How, if the supply is being perpetually replenished by the Greeks? Do you mean they could just refuse to treat Y notes as legit currency?

Yes, of course.

Wouldn't this all be more exciting if the Greeks shared a land border with Germany?

Another similarity with Puerto Rico/the US.

Is the German Navy sailing through the channel as we speak?
Is the Russian Navy sailing through the straits?
Is China going to build Greece a few new islands?

Has Russia secretly printed an emergency currency for Greek use?

What will Turkey get up to?

How many economists to does it take to influence the outcome of a referendum ?

So when will the banks reopen? Will the Greek people ever be able to get their remaining Euros out?

Do you suppose that Russia has already printed currency for Greece?

The Greeks appear to have other ideas in mind:

Last I heard, betting markets had it going 66-75% Yes. Did they swing to No in the 24 hours before polls opened, or just get it wrong?

I would guess Greek participation on the betting markets was minimal, and therefore the predictive value rather low.

>Top Syriza officials say they are considering drastic steps to boost liquidity and shore up the banking system, should the ECB refuse to give the country enough breathing room for a fresh talks.

>"If necessary, we will issue parallel liquidity and California-style IOU's, in an electronic form. We should have done it a week ago," said Yanis Varoufakis, the finance minister.

Here we go..

How does this end any other way than drachmas and austerity, whether Greeks like it or not?

Or, EU folds and kicks the can down the road.

I find it hard to believe that the Eurozone folds at this point, it would simply lead to other nations stamping their feet and demanding more from other EU countries.

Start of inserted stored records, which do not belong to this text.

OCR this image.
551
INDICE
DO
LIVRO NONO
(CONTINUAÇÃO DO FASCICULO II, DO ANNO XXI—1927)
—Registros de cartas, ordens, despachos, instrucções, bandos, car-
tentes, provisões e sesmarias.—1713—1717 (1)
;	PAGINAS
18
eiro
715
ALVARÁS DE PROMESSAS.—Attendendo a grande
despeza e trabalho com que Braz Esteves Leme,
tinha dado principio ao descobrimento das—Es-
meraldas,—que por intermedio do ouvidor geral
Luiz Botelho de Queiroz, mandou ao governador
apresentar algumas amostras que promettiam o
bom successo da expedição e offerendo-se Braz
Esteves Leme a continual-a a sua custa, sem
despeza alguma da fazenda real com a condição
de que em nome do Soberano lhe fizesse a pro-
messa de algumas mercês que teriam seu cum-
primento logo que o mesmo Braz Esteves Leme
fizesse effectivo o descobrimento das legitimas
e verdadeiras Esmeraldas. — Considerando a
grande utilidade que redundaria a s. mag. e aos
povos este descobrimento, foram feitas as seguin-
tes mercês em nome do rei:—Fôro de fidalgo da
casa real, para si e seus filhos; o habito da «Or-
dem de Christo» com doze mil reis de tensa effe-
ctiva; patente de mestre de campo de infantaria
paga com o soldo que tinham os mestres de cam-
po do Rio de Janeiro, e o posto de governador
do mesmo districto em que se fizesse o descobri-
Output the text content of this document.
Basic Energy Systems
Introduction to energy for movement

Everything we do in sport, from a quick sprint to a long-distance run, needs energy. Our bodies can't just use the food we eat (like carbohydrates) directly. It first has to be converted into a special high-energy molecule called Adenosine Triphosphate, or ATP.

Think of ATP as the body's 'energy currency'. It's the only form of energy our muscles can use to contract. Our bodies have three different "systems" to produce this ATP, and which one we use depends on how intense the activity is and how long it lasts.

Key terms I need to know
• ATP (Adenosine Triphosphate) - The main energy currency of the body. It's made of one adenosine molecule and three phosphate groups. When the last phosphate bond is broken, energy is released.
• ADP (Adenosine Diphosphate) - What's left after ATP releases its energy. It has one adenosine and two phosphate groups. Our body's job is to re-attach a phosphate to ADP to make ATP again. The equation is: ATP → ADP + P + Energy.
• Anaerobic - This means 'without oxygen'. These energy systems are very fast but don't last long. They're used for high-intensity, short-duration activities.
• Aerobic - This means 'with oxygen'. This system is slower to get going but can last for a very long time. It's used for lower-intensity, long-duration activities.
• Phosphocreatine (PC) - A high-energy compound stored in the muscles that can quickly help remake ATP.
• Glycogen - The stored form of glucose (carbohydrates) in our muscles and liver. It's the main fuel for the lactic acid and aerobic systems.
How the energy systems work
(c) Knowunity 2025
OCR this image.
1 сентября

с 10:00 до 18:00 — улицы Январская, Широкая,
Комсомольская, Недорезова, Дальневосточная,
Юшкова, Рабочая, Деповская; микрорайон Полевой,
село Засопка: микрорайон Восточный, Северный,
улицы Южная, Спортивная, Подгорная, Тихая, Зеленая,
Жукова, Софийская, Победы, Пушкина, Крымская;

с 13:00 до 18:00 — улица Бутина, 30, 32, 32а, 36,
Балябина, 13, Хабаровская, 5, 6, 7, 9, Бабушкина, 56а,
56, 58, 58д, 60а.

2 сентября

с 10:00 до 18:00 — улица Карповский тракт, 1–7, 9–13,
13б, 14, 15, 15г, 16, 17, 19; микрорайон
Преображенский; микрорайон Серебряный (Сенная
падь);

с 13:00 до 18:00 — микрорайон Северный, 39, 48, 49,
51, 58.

They need to simply present the same terms that they have presented before, and then need to insure that the ECB stops the ELA, there is no reason to continue sending resources to a nation that has said they do not wish to do what is required to be part of the Eurozone.

They need to quit 'presenting terms'. The Euro project has produced a disaster in Greece. No use prolonging it. National currencies, please.

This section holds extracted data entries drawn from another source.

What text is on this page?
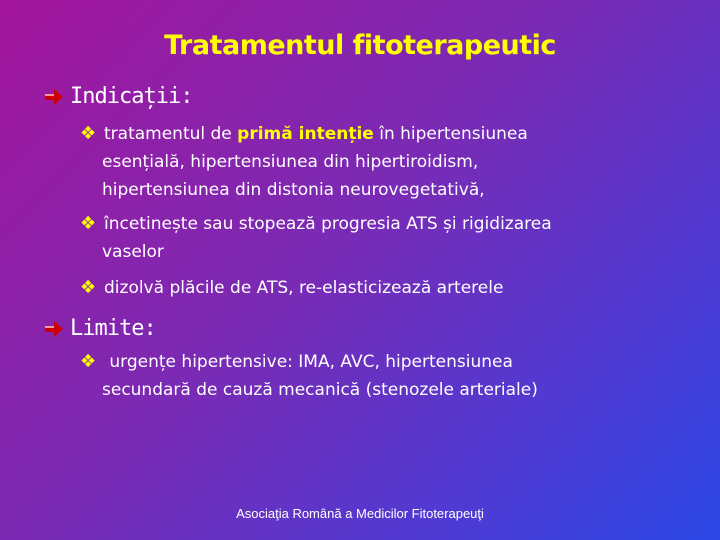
Tratamentul fitoterapeutic
Indicații:
❖ tratamentul de primă intenție în hipertensiunea
esențială, hipertensiunea din hipertiroidism,
hipertensiunea din distonia neurovegetativă,
❖ încetinește sau stopează progresia ATS și rigidizarea
vaselor
❖ dizolvă plăcile de ATS, re-elasticizează arterele
Limite:
❖ urgențe hipertensive: IMA, AVC, hipertensiunea
secundară de cauză mecanică (stenozele arteriale)
Asociaţia Română a Medicilor Fitoterapeuţi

Leaving aside legal issues, from a technical perspective can't Greece use e-money as the immediate basis for introducing a new currency, by redenominating the euro deposits and liabilities of Greek banks as 'new drachma'? Hard currency euro notes would circulate as a parallel currency, at an informal exchange rate with e-deposits set by supply and demand.

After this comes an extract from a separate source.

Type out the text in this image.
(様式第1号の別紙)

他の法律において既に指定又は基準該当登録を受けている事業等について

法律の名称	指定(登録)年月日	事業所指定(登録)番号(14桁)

OK, let's say you really wanted new currency, and only care about speed.

I would be that the people who sell the printers, the plates, or the paper have some sample plates available.

Or ask to borrow the money of a country that has little interaction with Greece...say Fiji or Guatemala.

Question: Is it intrinsically necessary for a new drachma to radically depreciate in value on the first day of trading regardless of initial exchange rate?

This is just silly - I lived in Slovakia when they introduced their own currency (they had been in a currency union with the Czech republic). They simply stamped a mark on a certain percentage of bills that said they were legal tender only in Slovakia. Likewise, electronic deposits were similarly divvied up.

The two currencies were at parity at first for ease of transition, but then the Slovak one devalued. Ended up being a huge boon for the Slovak economy, as they had been trapped in a currency union at an unrealistic fixed rate.

New currency, if enough will start using a currency some will always follow and the you have a circle. The leader monkey dance and the rest dance so I would say it depends on how many there gonna go for a new currency and how many there start follow that.